The plancha itself is the craft. The surface has to be hot enough to give the fillet a real sear and a few caramelized edges without steaming it gray, and the fish has to be dry and oiled lightly so it releases instead of sticking and shredding. A firm white fish holds up well on the steel; thin or delicate fillets fall apart on the metal and turn to mush. A good a la plancha taco shows browned, slightly charred edges, a moist interior, and a smoky savor from the marinade hitting hot steel; a poor one is either dry and overworked from sitting too long on the heat, or pale and flabby because the plancha was not hot enough to do anything but warm it through. Because there is no batter to hide behind, freshness and timing are unforgiving here in a way they are not with the fried version.
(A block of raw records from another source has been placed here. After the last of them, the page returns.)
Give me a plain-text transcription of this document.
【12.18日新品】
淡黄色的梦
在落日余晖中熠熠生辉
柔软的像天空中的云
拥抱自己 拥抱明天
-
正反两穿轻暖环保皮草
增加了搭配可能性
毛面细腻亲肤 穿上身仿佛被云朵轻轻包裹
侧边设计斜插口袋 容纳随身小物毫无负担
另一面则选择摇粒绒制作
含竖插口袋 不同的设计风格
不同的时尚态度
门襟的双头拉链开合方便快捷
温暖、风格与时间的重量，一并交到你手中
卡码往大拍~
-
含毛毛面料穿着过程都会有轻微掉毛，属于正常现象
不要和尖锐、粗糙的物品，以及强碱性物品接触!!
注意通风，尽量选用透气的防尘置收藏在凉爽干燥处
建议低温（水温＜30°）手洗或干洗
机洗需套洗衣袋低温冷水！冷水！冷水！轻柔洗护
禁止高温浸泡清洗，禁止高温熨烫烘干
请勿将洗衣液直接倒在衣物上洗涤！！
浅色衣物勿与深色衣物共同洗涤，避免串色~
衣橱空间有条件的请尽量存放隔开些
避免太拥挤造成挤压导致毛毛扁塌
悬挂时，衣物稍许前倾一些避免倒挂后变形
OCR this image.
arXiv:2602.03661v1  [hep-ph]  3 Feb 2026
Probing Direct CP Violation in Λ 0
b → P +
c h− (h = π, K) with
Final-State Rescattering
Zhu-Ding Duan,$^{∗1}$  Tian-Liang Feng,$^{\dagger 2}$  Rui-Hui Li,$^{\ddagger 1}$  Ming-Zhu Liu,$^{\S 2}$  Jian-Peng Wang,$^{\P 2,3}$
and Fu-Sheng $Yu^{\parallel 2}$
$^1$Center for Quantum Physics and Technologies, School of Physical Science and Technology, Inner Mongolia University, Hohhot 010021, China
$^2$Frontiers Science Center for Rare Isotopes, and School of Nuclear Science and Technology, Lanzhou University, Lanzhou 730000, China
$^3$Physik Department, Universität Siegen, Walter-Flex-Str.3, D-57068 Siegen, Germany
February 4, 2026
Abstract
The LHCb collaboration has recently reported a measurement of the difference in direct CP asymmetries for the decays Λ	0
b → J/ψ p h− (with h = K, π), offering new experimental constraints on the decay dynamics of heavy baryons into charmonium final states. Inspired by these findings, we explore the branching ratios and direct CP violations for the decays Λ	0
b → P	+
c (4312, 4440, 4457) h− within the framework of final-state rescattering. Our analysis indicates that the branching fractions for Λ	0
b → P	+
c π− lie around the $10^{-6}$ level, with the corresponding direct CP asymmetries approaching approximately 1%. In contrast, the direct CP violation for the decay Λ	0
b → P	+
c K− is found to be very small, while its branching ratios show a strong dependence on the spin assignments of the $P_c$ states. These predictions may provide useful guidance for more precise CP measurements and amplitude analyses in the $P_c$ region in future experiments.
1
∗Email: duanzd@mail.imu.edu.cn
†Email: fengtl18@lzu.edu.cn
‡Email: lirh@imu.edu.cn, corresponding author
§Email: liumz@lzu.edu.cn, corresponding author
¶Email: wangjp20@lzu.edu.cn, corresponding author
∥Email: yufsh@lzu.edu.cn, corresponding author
The corn tortilla is warmed soft, and the dressing stays light: shredded cabbage, a thin crema or lime mayonnaise, a fresh salsa, lime.
What distinguishes this one from its siblings is purely method, and the method changes the whole character. Where the classic taco de pescado delivers crunch and richness, the plancha version trades that for char, leanness, and a more direct sea flavor, which also makes it the obvious pick for anyone avoiding fried food. Variations cluster around the marinade and the heat: a citrus-and-garlic mojo, an achiote rub that stains the fish orange, a chipotle glaze brushed on at the end, and occasionally a quick blacken on a screaming-hot surface. Its battered, breaded, and estilo Ensenada relatives push in different directions entirely, and each of those, along with the wider Baja seafood-taco tradition, deserves its own article rather than being crowded in here.